Claude is close-sourced, so we don’t know how their thinking toggle actually works (maybe similar to other models). For DeepSeek-v3.1 and Qwen-3’s non-thinking mode, they are just prefilled with a blank thinking block (like <think> </think>). This is a good and quick way to let the model skip thinking and respond directly, but…. well, seems like the result may not be that satisfying for Qwen team, and they separated thinking and non-thinking mode into two models soon (here).
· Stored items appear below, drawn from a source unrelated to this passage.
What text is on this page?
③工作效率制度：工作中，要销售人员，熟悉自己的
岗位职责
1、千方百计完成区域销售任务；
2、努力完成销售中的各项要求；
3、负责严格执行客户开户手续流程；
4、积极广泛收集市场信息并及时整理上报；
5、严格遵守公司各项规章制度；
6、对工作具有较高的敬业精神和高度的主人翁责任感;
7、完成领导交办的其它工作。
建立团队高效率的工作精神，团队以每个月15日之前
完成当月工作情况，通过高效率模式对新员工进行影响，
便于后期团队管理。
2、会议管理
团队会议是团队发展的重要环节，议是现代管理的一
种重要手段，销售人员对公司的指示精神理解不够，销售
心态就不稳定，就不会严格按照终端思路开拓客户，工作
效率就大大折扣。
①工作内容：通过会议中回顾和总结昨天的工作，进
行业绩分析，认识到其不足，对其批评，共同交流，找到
But, what if, we let the model always think, but for different reason? Here’s what I mean:
In basic sense, we could train the model to know how to react with different setting (thinking mode on, off, or auto). In inference time, we will let the model know (like via system prompt) what user pick. And in different mode, the model will always take a look at the current setting, and decide what it needs to do on its own. This means, there will be fewer manual intervention, the model just knows what to do.
Example behavior:
Thinking mode on:
system: ... <thinking_mode>on</thinking_mode>
user:
...
model (CoT):
Let me see. I saw the thinking mode has been set with on, which means I should take more time to continue thinking afterwards.
The user asks ...
model (response):
...
Thinking mode off:
system: ... <thinking_mode>off</thinking_mode>
user:
...
model (CoT):
Hmmm... I see the thinking mode is off. This means I should start responding directly. Yes, no more thinking. Start to respond now.
model (response):
...
Thinking mode with auto:
system: ... <thinking_mode>auto</thinking_mode>
user:
What is 1+1?
model (CoT):
I see an auto thinking mode is been put. So basically I just need to decide how much I need to think. Hmmm... Let me see.
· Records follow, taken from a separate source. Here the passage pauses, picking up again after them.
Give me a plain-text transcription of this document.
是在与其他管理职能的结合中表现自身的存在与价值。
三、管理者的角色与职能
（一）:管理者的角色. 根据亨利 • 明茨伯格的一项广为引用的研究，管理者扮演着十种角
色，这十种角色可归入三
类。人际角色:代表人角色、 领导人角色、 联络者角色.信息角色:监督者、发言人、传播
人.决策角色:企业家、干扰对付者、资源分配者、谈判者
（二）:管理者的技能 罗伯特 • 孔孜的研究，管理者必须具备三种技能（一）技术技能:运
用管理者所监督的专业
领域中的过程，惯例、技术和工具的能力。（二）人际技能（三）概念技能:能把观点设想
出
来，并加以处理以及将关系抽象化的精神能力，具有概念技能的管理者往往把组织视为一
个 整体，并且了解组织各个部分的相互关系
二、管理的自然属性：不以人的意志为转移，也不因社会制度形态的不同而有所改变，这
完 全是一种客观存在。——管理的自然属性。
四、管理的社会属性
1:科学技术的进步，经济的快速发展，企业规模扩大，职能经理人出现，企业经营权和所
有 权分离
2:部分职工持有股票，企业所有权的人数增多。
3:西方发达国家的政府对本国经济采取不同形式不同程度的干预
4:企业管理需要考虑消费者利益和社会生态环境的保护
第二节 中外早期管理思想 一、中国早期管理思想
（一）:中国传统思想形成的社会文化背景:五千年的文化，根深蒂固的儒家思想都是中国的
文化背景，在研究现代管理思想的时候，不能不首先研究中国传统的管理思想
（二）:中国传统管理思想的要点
The user asks: “What is 1+1?” This is trivial: 2. Any other things? No. Just a number is fine. Respond now.
model (response):
2.
or
system: ... <thinking_mode>auto</thinking_mode>
user:
...
model (CoT):
... Oh my god, this is hard. According to my setting, I guess I should take more time to think further for the message.
The user asks ...
model (response):
...
And we could also use RL to let the model learn such behaviors:
For the general “react-to-setting” behavior, we could set a verifier that look for whether model really correctly react to model’s setting, because the model may usually use similar phrasing or meaning when reacting to the setting.
For whether model correctly react to the setting (like stop thinking when off, continue when on), we could reward/penalize the model with its afterward behavior, like if model still insists in thinking forward when the setting is set to off, penalty would be casted.
For the auto thinking, I think we could use a prelabelled dataset with “easy/hard” labels, then reward on the output that correctly deal with the question under auto setting.
This may not really work, but may be a path that worth exploration. Why? Take a look at OpenAI’s o-series models and GPT-5-thinking model. Their reasoning effort are all been controlled by internal parameter called “juice” (GPT-5 even has a param called “oververbosity” which is for final response verbosity control). Also, Anthropic uses something like <max_thinking_length> to tell the model how long it should think in all. So via curated data and RL training, the model may also gain ability in thinking more adaptively and efficiently.